All five connectors 9-13 of the NIC OCP 3.0 network cards are located on one side of the motherboard 4 and, the corresponding slots 3 are brought out to the front panel of the case 1.

The central three connectors of network cards 10, 11 and 12 are connected to the first, second and third outputs (positions 16, 17 and 18 in Fig. 3) of processor 5, facing the same side of the motherboard on which connectors 10-12 are located.

The leftmost 9 and rightmost 13 of the network card connectors are connected to the fourth and fifth outputs (positions 14 and 15 in Fig. 3) of the processor 5, facing the opposite side of the motherboard.

The connection of connectors 9-13 and the outputs of processor 5 is carried out using the following two upper and three lower buses.

The lower bus 0 (position 19 in Fig. 3) is connected to the lower left output 15 of the processor 5, goes around the bottom of the group 7 of DDR5 memory modules, goes around the VRM module 8 and is connected to the connector 10 of the OCP NIC 3.0, as shown in Fig. 3.

The lower bus 1 (position 20 in Fig. 3) is connected to the central lower output 16 of the processor 5, passes between groups 6 and 7 of DDR5 memory modules and between modules 8 and 9 of VRM and is connected to the connector 11 of the OCP NIC 3.0, as shown in Fig. 3.

The lower bus 2 (position 21 in Fig. 3) is connected to the right lower output 17 of the processor 5, goes around the bottom of the group 6 of the DDR5 memory modules, goes around the VRM module 9 and is connected to the connector 12 of the OCP NIC 3.0, as shown in Fig. 3.

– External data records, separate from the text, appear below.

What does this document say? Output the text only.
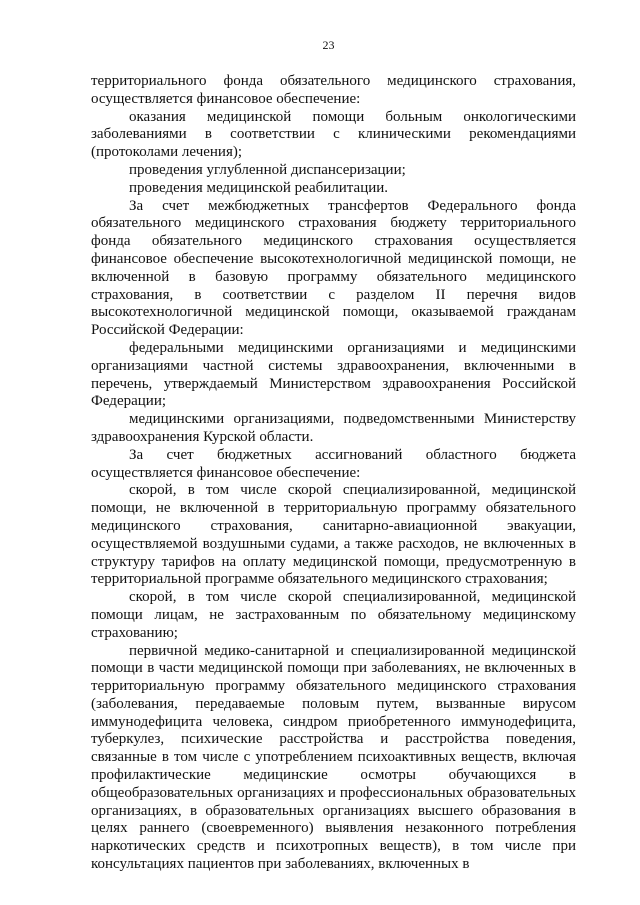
23

территориального фонда обязательного медицинского страхования, осуществляется финансовое обеспечение:

оказания медицинской помощи больным онкологическими заболеваниями в соответствии с клиническими рекомендациями (протоколами лечения);

проведения углубленной диспансеризации;

проведения медицинской реабилитации.

За счет межбюджетных трансфертов Федерального фонда обязательного медицинского страхования бюджету территориального фонда обязательного медицинского страхования осуществляется финансовое обеспечение высокотехнологичной медицинской помощи, не включенной в базовую программу обязательного медицинского страхования, в соответствии с разделом II перечня видов высокотехнологичной медицинской помощи, оказываемой гражданам Российской Федерации:

федеральными медицинскими организациями и медицинскими организациями частной системы здравоохранения, включенными в перечень, утверждаемый Министерством здравоохранения Российской Федерации;

медицинскими организациями, подведомственными Министерству здравоохранения Курской области.

За счет бюджетных ассигнований областного бюджета осуществляется финансовое обеспечение:

скорой, в том числе скорой специализированной, медицинской помощи, не включенной в территориальную программу обязательного медицинского страхования, санитарно-авиационной эвакуации, осуществляемой воздушными судами, а также расходов, не включенных в структуру тарифов на оплату медицинской помощи, предусмотренную в территориальной программе обязательного медицинского страхования;

скорой, в том числе скорой специализированной, медицинской помощи лицам, не застрахованным по обязательному медицинскому страхованию;

первичной медико-санитарной и специализированной медицинской помощи в части медицинской помощи при заболеваниях, не включенных в территориальную программу обязательного медицинского страхования (заболевания, передаваемые половым путем, вызванные вирусом иммунодефицита человека, синдром приобретенного иммунодефицита, туберкулез, психические расстройства и расстройства поведения, связанные в том числе с употреблением психоактивных веществ, включая профилактические медицинские осмотры обучающихся в общеобразовательных организациях и профессиональных образовательных организациях, в образовательных организациях высшего образования в целях раннего (своевременного) выявления незаконного потребления наркотических средств и психотропных веществ), в том числе при консультациях пациентов при заболеваниях, включенных в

The upper bus 3 (position 22 in Fig. 3) is connected to the upper right output 14 of the processor 5, goes around the top of the group 6 of DDR5 memory modules and is connected to the connector 13 of the OCP NIC 3.0, as shown in Fig. 3.

The upper bus 4 (position 23 in Fig. 3) is connected to the upper left output 13 of the processor 5, goes around the top of the group 6 of DDR5 memory modules and is connected to the connector 9 of the OCP NIC 3.0, as shown in Fig. 3.

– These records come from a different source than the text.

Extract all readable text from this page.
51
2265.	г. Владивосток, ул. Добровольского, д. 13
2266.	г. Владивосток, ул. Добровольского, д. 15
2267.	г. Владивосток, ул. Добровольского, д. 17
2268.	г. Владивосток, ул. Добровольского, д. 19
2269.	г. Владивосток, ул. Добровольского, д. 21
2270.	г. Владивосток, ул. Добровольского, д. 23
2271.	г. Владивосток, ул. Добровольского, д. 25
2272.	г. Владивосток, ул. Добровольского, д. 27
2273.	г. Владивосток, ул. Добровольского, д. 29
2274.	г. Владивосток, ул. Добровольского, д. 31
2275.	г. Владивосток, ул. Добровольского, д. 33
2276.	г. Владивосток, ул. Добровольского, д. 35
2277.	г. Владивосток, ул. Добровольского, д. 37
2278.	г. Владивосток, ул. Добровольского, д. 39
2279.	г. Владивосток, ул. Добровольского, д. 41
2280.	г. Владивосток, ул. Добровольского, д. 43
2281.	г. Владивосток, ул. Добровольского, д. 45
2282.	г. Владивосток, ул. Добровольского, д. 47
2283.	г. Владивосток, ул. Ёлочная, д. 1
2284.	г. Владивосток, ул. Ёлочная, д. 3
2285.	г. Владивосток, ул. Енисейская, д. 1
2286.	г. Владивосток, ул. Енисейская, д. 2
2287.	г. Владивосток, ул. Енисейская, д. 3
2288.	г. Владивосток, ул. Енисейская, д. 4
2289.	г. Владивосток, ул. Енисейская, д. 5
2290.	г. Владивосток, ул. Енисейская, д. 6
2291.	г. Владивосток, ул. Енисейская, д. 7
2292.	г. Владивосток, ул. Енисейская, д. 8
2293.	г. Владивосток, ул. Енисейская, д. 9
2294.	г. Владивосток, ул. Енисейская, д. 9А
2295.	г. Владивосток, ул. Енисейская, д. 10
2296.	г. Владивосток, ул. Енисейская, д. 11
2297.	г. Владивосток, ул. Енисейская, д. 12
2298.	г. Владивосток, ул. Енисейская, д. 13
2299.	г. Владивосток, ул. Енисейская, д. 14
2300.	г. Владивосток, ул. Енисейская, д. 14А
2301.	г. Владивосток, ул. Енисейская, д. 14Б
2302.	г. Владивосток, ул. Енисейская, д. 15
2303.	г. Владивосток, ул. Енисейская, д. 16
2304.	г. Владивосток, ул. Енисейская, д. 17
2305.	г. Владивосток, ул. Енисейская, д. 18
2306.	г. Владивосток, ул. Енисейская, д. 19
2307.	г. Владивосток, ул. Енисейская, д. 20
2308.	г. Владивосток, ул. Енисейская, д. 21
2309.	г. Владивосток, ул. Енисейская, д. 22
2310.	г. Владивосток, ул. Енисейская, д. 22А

The device works as follows.

The device is connected to a power source in slots 3, the required number of network expansion cards are installed. During the execution of the computer program, the processor 5 interacts with other computing facilities to solve a common problem. The presence of five slots for connecting network expansion cards allows combining the computing resources of the device with a large number of computing facilities.

This solution required unique design solutions to fit five cards into the limited space of the front panel, as five cards in width occupy the entire width of the device. This allowed us to maximize the processor capabilities and connect more high-performance network cards with minimal conductor length, which reduces the risk of interference and increases the reliability of the device.

The device's standard form factor ensures compatibility with existing server racks and cabinets.

The ability to connect more network cards provides higher performance than traditional servers.

The device offers 5 expansion slots, making it easy to add new features and capabilities in the future.

The location of the expansion slots on the front panel provides convenient access for connection and maintenance.

The above advantages are provided by the compact design of the device, which has the most optimized arrangement of PCIe x16 connectors.

Claims (2)

1. A motherboard of a server device, comprising a processor having five outputs for PCIe x16 channels and located between the first and second groups of RAM modules, voltage regulator modules (VRM), five NIC OCP 3.0 network card connectors located on one side of the motherboard, wherein the central three mentioned network card connectors are connected to the first, second and third outputs of the mentioned processor, facing the same side of the motherboard, and the leftmost and rightmost of the mentioned network card connectors are connected to the fourth and fifth outputs of the mentioned processor, facing the opposite side of the motherboard. 2. The board according to item 1, characterized in that the leftmost and rightmost of the network board connectors are connected to the fourth and fifth processor outputs by tracks that go around the first and second groups of memory modules.